La dernière initiative de Poutine

Les Russes étaient assez spécifiques dans la façon dont ils ont fait l’annonce. Ils ont dit que c’était une mesure temporaire, dictée par des considérations humanitaires. Ils ont raison. Jusqu’à présent, les habitants des Républiques de Donetsk (DNR) et de Lugansk (LNR) devaient se rendre en Ukraine, occupée par les nazis, pour essayer d’obtenir leurs documents. Ce qui, compte tenu de la façon dont les Ukronazis considèrent les gens du Donbass était non seulement inutile, mais parfois dangereux. Cette décision prend donc tout son sens pratique. Mais, bien sûr, il a une dimension symbolique d’une grande portée aussi.

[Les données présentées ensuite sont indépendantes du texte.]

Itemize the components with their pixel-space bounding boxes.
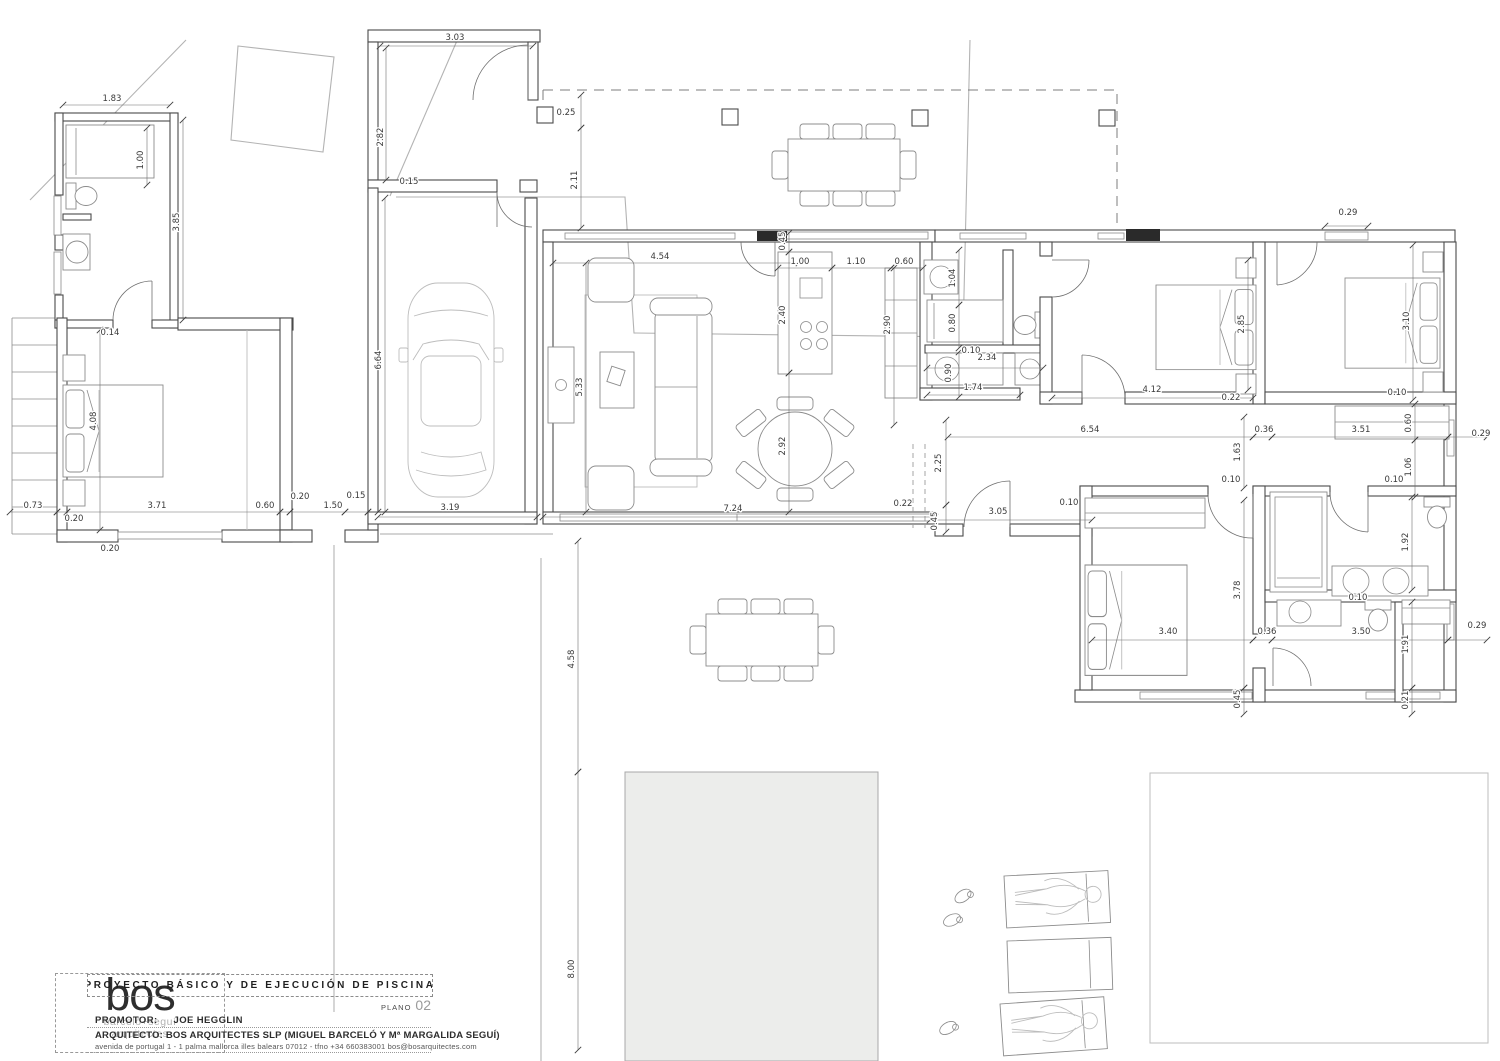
svg-text:3.19: 3.19 <box>441 503 460 513</box>
svg-text:2.92: 2.92 <box>778 437 788 456</box>
svg-text:1.92: 1.92 <box>1401 533 1411 552</box>
armchair <box>588 466 634 510</box>
svg-text:0.45: 0.45 <box>778 232 788 251</box>
plano-number: 02 <box>415 997 431 1013</box>
pool <box>625 772 878 1061</box>
svg-text:4.12: 4.12 <box>1143 385 1162 395</box>
entry-porch-room <box>368 30 540 180</box>
svg-text:0.73: 0.73 <box>24 501 43 511</box>
svg-text:0.10: 0.10 <box>1385 475 1404 485</box>
svg-text:8.00: 8.00 <box>567 960 577 979</box>
svg-text:6.54: 6.54 <box>1081 425 1100 435</box>
svg-text:0.45: 0.45 <box>1233 690 1243 709</box>
svg-text:0.60: 0.60 <box>895 257 914 267</box>
terrace-dining-table <box>772 124 916 206</box>
svg-text:4.54: 4.54 <box>651 252 670 262</box>
svg-text:0.36: 0.36 <box>1258 627 1277 637</box>
architect-address: avenida de portugal 1 - 1 palma mallorca… <box>95 1042 477 1051</box>
svg-text:0.15: 0.15 <box>347 491 366 501</box>
svg-text:2.82: 2.82 <box>376 128 386 147</box>
svg-text:3.50: 3.50 <box>1352 627 1371 637</box>
arquitecto-label: ARQUITECTO: <box>95 1030 163 1041</box>
svg-text:3.85: 3.85 <box>172 213 182 232</box>
svg-text:0.60: 0.60 <box>256 501 275 511</box>
svg-text:4.58: 4.58 <box>567 650 577 669</box>
svg-text:7.24: 7.24 <box>724 504 743 514</box>
svg-text:1.91: 1.91 <box>1401 635 1411 654</box>
svg-text:3.05: 3.05 <box>989 507 1008 517</box>
round-dining-table <box>735 397 855 501</box>
svg-text:4.08: 4.08 <box>89 412 99 431</box>
bedroom-middle <box>1052 258 1256 398</box>
svg-text:0.22: 0.22 <box>1222 393 1241 403</box>
svg-text:1.10: 1.10 <box>847 257 866 267</box>
floor-plan-sheet: 3.031.830.150.250.140.730.203.710.600.20… <box>0 0 1500 1061</box>
project-title: PROYECTO BÁSICO Y DE EJECUCIÓN DE PISCIN… <box>87 974 433 997</box>
tv-cabinet <box>548 347 574 423</box>
car <box>399 283 503 497</box>
svg-text:0.15: 0.15 <box>400 177 419 187</box>
right-paved-terrace <box>1150 773 1488 1043</box>
annex-bathroom <box>54 113 178 328</box>
svg-text:0.90: 0.90 <box>944 364 954 383</box>
svg-text:0.29: 0.29 <box>1468 621 1487 631</box>
svg-text:3.40: 3.40 <box>1159 627 1178 637</box>
sofa <box>650 298 712 476</box>
svg-text:0.60: 0.60 <box>1404 414 1414 433</box>
bathrooms-right <box>1270 492 1450 686</box>
arquitecto-line: ARQUITECTO: BOS ARQUITECTES SLP (MIGUEL … <box>95 1030 500 1041</box>
coffee-table <box>600 352 634 408</box>
divider <box>87 1052 431 1053</box>
svg-text:0.10: 0.10 <box>1060 498 1079 508</box>
svg-text:3.10: 3.10 <box>1402 312 1412 331</box>
svg-text:3.03: 3.03 <box>446 33 465 43</box>
svg-text:0.80: 0.80 <box>948 314 958 333</box>
svg-text:2.90: 2.90 <box>883 316 893 335</box>
svg-text:1.74: 1.74 <box>964 383 983 393</box>
svg-text:0.10: 0.10 <box>1388 388 1407 398</box>
svg-text:0.20: 0.20 <box>65 514 84 524</box>
svg-text:0.29: 0.29 <box>1339 208 1358 218</box>
svg-text:0.20: 0.20 <box>291 492 310 502</box>
svg-text:2.25: 2.25 <box>934 454 944 473</box>
svg-text:0.21: 0.21 <box>1401 691 1411 710</box>
divider <box>87 1027 431 1028</box>
garden-dining-table <box>690 599 834 681</box>
living-kitchen <box>543 230 935 528</box>
svg-text:0.20: 0.20 <box>101 544 120 554</box>
svg-text:0.10: 0.10 <box>1349 593 1368 603</box>
svg-text:1.00: 1.00 <box>136 151 146 170</box>
promotor-value: JOE HEGGLIN <box>174 1015 243 1026</box>
svg-text:1.63: 1.63 <box>1233 443 1243 462</box>
bath-closet <box>1402 600 1450 624</box>
svg-text:2.40: 2.40 <box>778 306 788 325</box>
plano-label: PLANO <box>381 1003 411 1012</box>
svg-text:0.14: 0.14 <box>101 328 120 338</box>
floor-plan-drawing: 3.031.830.150.250.140.730.203.710.600.20… <box>0 0 1500 1061</box>
bedroom-right <box>1277 242 1449 439</box>
svg-text:3.78: 3.78 <box>1233 581 1243 600</box>
svg-text:6.64: 6.64 <box>374 351 384 370</box>
laundry-counter <box>927 300 1003 342</box>
svg-text:3.71: 3.71 <box>148 501 167 511</box>
armchair <box>588 258 634 302</box>
lower-bath-sink <box>1277 600 1341 626</box>
svg-text:0.29: 0.29 <box>1472 429 1491 439</box>
garage <box>368 180 553 534</box>
arquitecto-value: BOS ARQUITECTES SLP (MIGUEL BARCELÓ Y Mª… <box>166 1030 500 1041</box>
svg-text:1.50: 1.50 <box>324 501 343 511</box>
sun-loungers <box>937 871 1112 1056</box>
svg-text:1.83: 1.83 <box>103 94 122 104</box>
svg-text:0.36: 0.36 <box>1255 425 1274 435</box>
svg-text:2.34: 2.34 <box>978 353 997 363</box>
svg-text:2.85: 2.85 <box>1237 315 1247 334</box>
svg-text:1.06: 1.06 <box>1404 458 1414 477</box>
double-sink-counter <box>1332 566 1428 596</box>
svg-text:1.04: 1.04 <box>948 269 958 288</box>
promotor-label: PROMOTOR: <box>95 1015 158 1026</box>
svg-text:3.51: 3.51 <box>1352 425 1371 435</box>
svg-text:0.25: 0.25 <box>557 108 576 118</box>
svg-text:0.45: 0.45 <box>930 512 940 531</box>
svg-text:1.00: 1.00 <box>791 257 810 267</box>
svg-text:2.11: 2.11 <box>570 171 580 190</box>
sheet-number: PLANO02 <box>300 997 431 1015</box>
promotor-line: PROMOTOR:JOE HEGGLIN <box>95 1015 243 1026</box>
utility-rooms <box>920 242 1045 400</box>
svg-text:5.33: 5.33 <box>575 378 585 397</box>
shower <box>1270 492 1327 592</box>
svg-text:0.22: 0.22 <box>894 499 913 509</box>
svg-text:0.10: 0.10 <box>1222 475 1241 485</box>
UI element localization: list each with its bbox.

Le moment choisi est crucial : en reconnaissant les documents délivrés par les autorités de la DNR et de la LNR, les Russes ont de facto à moitié reconnu les autorités qui les ont émises, ce qui n’est pas loin d’une reconnaissance de ces républiques.

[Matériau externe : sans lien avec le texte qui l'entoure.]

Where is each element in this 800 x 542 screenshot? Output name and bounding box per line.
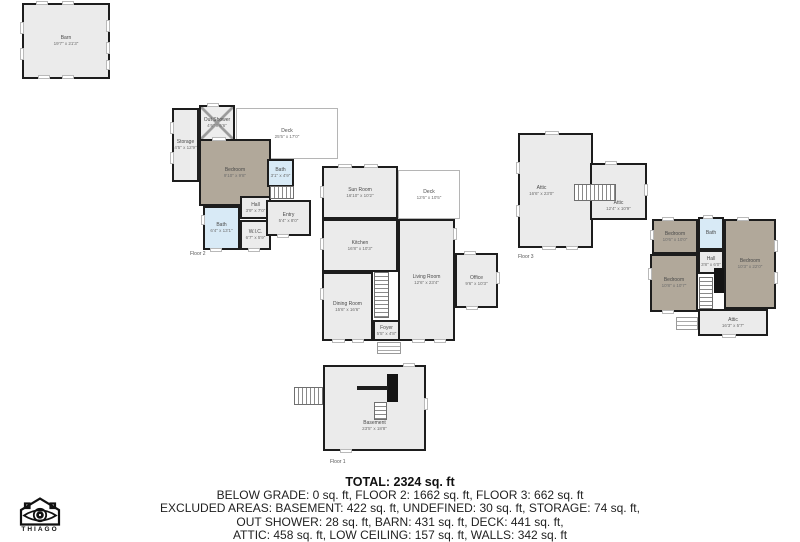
window-icon: [424, 398, 428, 410]
area-summary: TOTAL: 2324 sq. ft BELOW GRADE: 0 sq. ft…: [0, 476, 800, 542]
area-line-3: OUT SHOWER: 28 sq. ft, BARN: 431 sq. ft,…: [0, 516, 800, 529]
room-dimensions: 23'5" x 18'8": [362, 426, 387, 432]
chimney-icon: [387, 374, 398, 402]
floor-label-floor-1: Floor 1: [330, 459, 346, 465]
stairs-icon: [374, 402, 387, 420]
area-line-2: EXCLUDED AREAS: BASEMENT: 422 sq. ft, UN…: [0, 502, 800, 515]
window-icon: [340, 449, 352, 453]
floorplan-floor-1: Basement23'5" x 18'8"Floor 1: [0, 0, 800, 533]
thiago-logo: THIAGO: [16, 496, 64, 533]
stairs-icon: [294, 387, 323, 405]
interior-wall: [357, 386, 388, 390]
house-eye-icon: [18, 496, 62, 526]
room-name: Basement: [362, 420, 387, 426]
floorplan-canvas: Barn19'7" x 21'3"Deck25'5" x 17'0"Storag…: [0, 0, 800, 533]
window-icon: [403, 363, 415, 367]
room-label: Basement23'5" x 18'8": [362, 420, 387, 432]
logo-wordmark: THIAGO: [16, 526, 64, 533]
area-line-4: ATTIC: 458 sq. ft, LOW CEILING: 157 sq. …: [0, 529, 800, 542]
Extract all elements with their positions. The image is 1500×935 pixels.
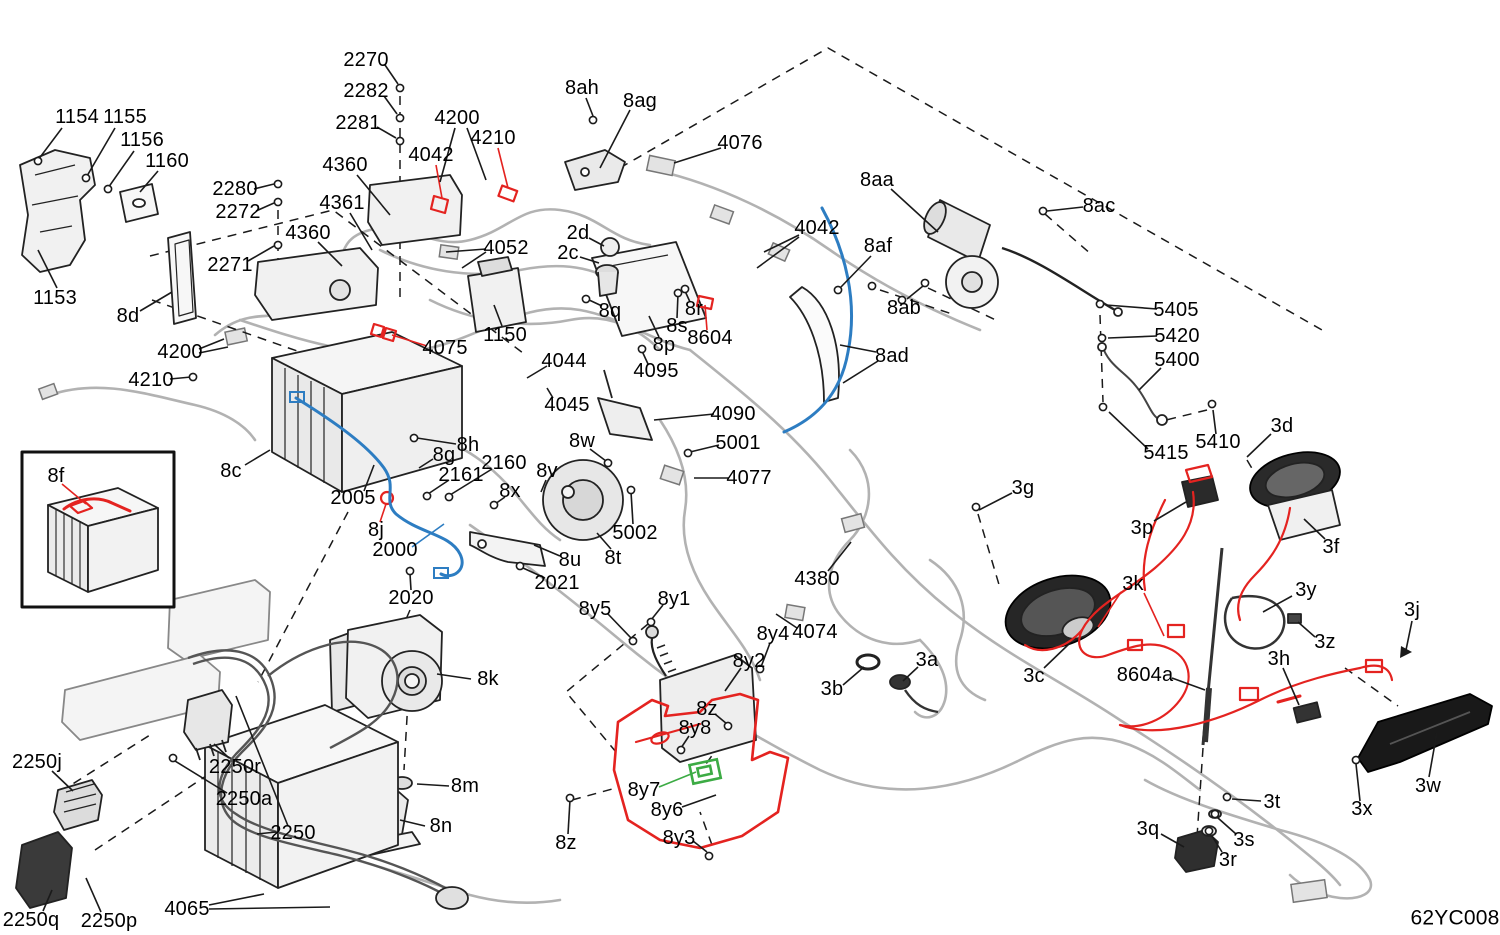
part-label-8ac: 8ac xyxy=(1083,196,1116,216)
part-label-8x: 8x xyxy=(499,481,521,501)
part-label-4042: 4042 xyxy=(408,145,453,165)
part-label-3t: 3t xyxy=(1263,792,1280,812)
part-label-4200: 4200 xyxy=(157,342,202,362)
part-label-4074: 4074 xyxy=(792,622,837,642)
part-label-8y1: 8y1 xyxy=(658,589,691,609)
part-label-4075: 4075 xyxy=(422,338,467,358)
part-label-2281: 2281 xyxy=(335,113,380,133)
part-label-3x: 3x xyxy=(1351,799,1373,819)
part-label-4045: 4045 xyxy=(544,395,589,415)
part-label-8y7: 8y7 xyxy=(628,780,661,800)
part-label-4076: 4076 xyxy=(717,133,762,153)
part-label-2021: 2021 xyxy=(534,573,579,593)
part-label-1155: 1155 xyxy=(103,107,147,127)
part-label-3g: 3g xyxy=(1012,478,1035,498)
part-label-8z: 8z xyxy=(555,833,577,853)
part-label-4210: 4210 xyxy=(128,370,173,390)
part-label-8m: 8m xyxy=(451,776,479,796)
part-label-4200: 4200 xyxy=(434,108,479,128)
part-label-2271: 2271 xyxy=(207,255,252,275)
part-label-4044: 4044 xyxy=(541,351,586,371)
part-label-1160: 1160 xyxy=(145,151,189,171)
part-label-8y4: 8y4 xyxy=(757,624,790,644)
part-label-3d: 3d xyxy=(1271,416,1294,436)
part-label-2005: 2005 xyxy=(330,488,375,508)
part-label-2280: 2280 xyxy=(212,179,257,199)
part-label-8ab: 8ab xyxy=(887,298,921,318)
part-label-8d: 8d xyxy=(117,306,140,326)
part-label-2250: 2250 xyxy=(270,823,315,843)
part-label-3k: 3k xyxy=(1122,574,1144,594)
part-label-4095: 4095 xyxy=(633,361,678,381)
part-label-3a: 3a xyxy=(916,650,939,670)
part-label-3z: 3z xyxy=(1314,632,1336,652)
part-label-3q: 3q xyxy=(1137,819,1160,839)
part-label-8u: 8u xyxy=(559,550,582,570)
part-label-1153: 1153 xyxy=(33,288,77,308)
part-label-8ad: 8ad xyxy=(875,346,909,366)
part-label-8v: 8v xyxy=(536,461,558,481)
part-label-2161: 2161 xyxy=(438,465,483,485)
part-label-3h: 3h xyxy=(1268,649,1291,669)
part-label-8f: 8f xyxy=(47,466,64,486)
part-label-8604: 8604 xyxy=(687,328,732,348)
part-label-1154: 1154 xyxy=(55,107,99,127)
part-label-3r: 3r xyxy=(1219,850,1237,870)
part-label-2250p: 2250p xyxy=(81,911,138,931)
part-label-8q: 8q xyxy=(599,301,622,321)
part-label-4065: 4065 xyxy=(164,899,209,919)
part-label-5405: 5405 xyxy=(1153,300,1198,320)
part-label-8j: 8j xyxy=(368,520,384,540)
part-label-3y: 3y xyxy=(1295,580,1317,600)
part-label-4210: 4210 xyxy=(470,128,515,148)
part-label-8y8: 8y8 xyxy=(679,718,712,738)
part-label-5420: 5420 xyxy=(1154,326,1199,346)
part-label-3f: 3f xyxy=(1322,537,1339,557)
part-label-1156: 1156 xyxy=(120,130,164,150)
part-label-8s: 8s xyxy=(666,316,688,336)
part-label-3c: 3c xyxy=(1023,666,1045,686)
part-label-2250a: 2250a xyxy=(216,789,273,809)
part-label-4360: 4360 xyxy=(322,155,367,175)
part-label-8n: 8n xyxy=(430,816,453,836)
part-label-8ag: 8ag xyxy=(623,91,657,111)
part-label-8h: 8h xyxy=(457,435,480,455)
part-label-2000: 2000 xyxy=(372,540,417,560)
drawing-code: 62YC008 xyxy=(1411,908,1500,929)
part-label-4090: 4090 xyxy=(710,404,755,424)
part-label-4077: 4077 xyxy=(726,468,771,488)
part-label-8y2: 8y2 xyxy=(733,651,766,671)
part-label-8aa: 8aa xyxy=(860,170,894,190)
part-label-1150: 1150 xyxy=(483,325,527,345)
part-label-5415: 5415 xyxy=(1143,443,1188,463)
parts-diagram-page: 115411551156116011538d227022822281228022… xyxy=(0,0,1500,935)
part-label-8af: 8af xyxy=(864,236,892,256)
part-label-4361: 4361 xyxy=(319,193,364,213)
part-labels-layer: 115411551156116011538d227022822281228022… xyxy=(0,0,1500,935)
part-label-4042: 4042 xyxy=(794,218,839,238)
part-label-2020: 2020 xyxy=(388,588,433,608)
part-label-4360: 4360 xyxy=(285,223,330,243)
part-label-8c: 8c xyxy=(220,461,242,481)
part-label-2270: 2270 xyxy=(343,50,388,70)
part-label-4380: 4380 xyxy=(794,569,839,589)
part-label-5001: 5001 xyxy=(715,433,760,453)
part-label-8w: 8w xyxy=(569,431,595,451)
part-label-3p: 3p xyxy=(1131,518,1154,538)
part-label-8604a: 8604a xyxy=(1117,665,1174,685)
part-label-2250r: 2250r xyxy=(209,757,261,777)
part-label-2250q: 2250q xyxy=(3,910,60,930)
part-label-8k: 8k xyxy=(477,669,499,689)
part-label-3j: 3j xyxy=(1404,600,1420,620)
part-label-8g: 8g xyxy=(433,445,456,465)
part-label-3s: 3s xyxy=(1233,830,1255,850)
part-label-8y5: 8y5 xyxy=(579,599,612,619)
part-label-8y3: 8y3 xyxy=(663,828,696,848)
part-label-5400: 5400 xyxy=(1154,350,1199,370)
part-label-2d: 2d xyxy=(567,223,590,243)
part-label-8y6: 8y6 xyxy=(651,800,684,820)
part-label-3w: 3w xyxy=(1415,776,1441,796)
part-label-2c: 2c xyxy=(557,243,579,263)
part-label-2282: 2282 xyxy=(343,81,388,101)
part-label-3b: 3b xyxy=(821,679,844,699)
part-label-5410: 5410 xyxy=(1195,432,1240,452)
part-label-8p: 8p xyxy=(653,335,676,355)
part-label-8z: 8z xyxy=(696,699,718,719)
part-label-4052: 4052 xyxy=(483,238,528,258)
part-label-8t: 8t xyxy=(604,548,621,568)
part-label-2160: 2160 xyxy=(481,453,526,473)
part-label-2250j: 2250j xyxy=(12,752,62,772)
part-label-5002: 5002 xyxy=(612,523,657,543)
part-label-2272: 2272 xyxy=(215,202,260,222)
part-label-8ah: 8ah xyxy=(565,78,599,98)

Pour l’instant, le Kremlin dément avec véhémence de telles pensées. Mais tous les commentateurs affiliés au Kremlin sont plutôt francs sur ce que cela signifie vraiment. Selon eux, le message à la junte de Kiev est simple : si vous attaquez la Novorussie ou si vous enterrez officiellement les accords de Minsk, nous allons immédiatement reconnaître ces deux républiques. Et quand ce sera fait, ce sera terminé pour les Ukronazis, ces républiques auront disparu pour eux, tout comme l’Ossétie du Sud ou l’Abkhazie. Bien sûr, personne ne reconnaîtra officiellement l’indépendance de ces républiques, mais personne ne fera quoi que ce soit de significatif à ce sujet. Et, soyons honnêtes, les autorités russes ne se soucient guère de ce que les politiciens occidentaux ou leurs grands médias ont à dire : ils ont déjà tout entendu et ils ne pourront pas être beaucoup plus diabolisés.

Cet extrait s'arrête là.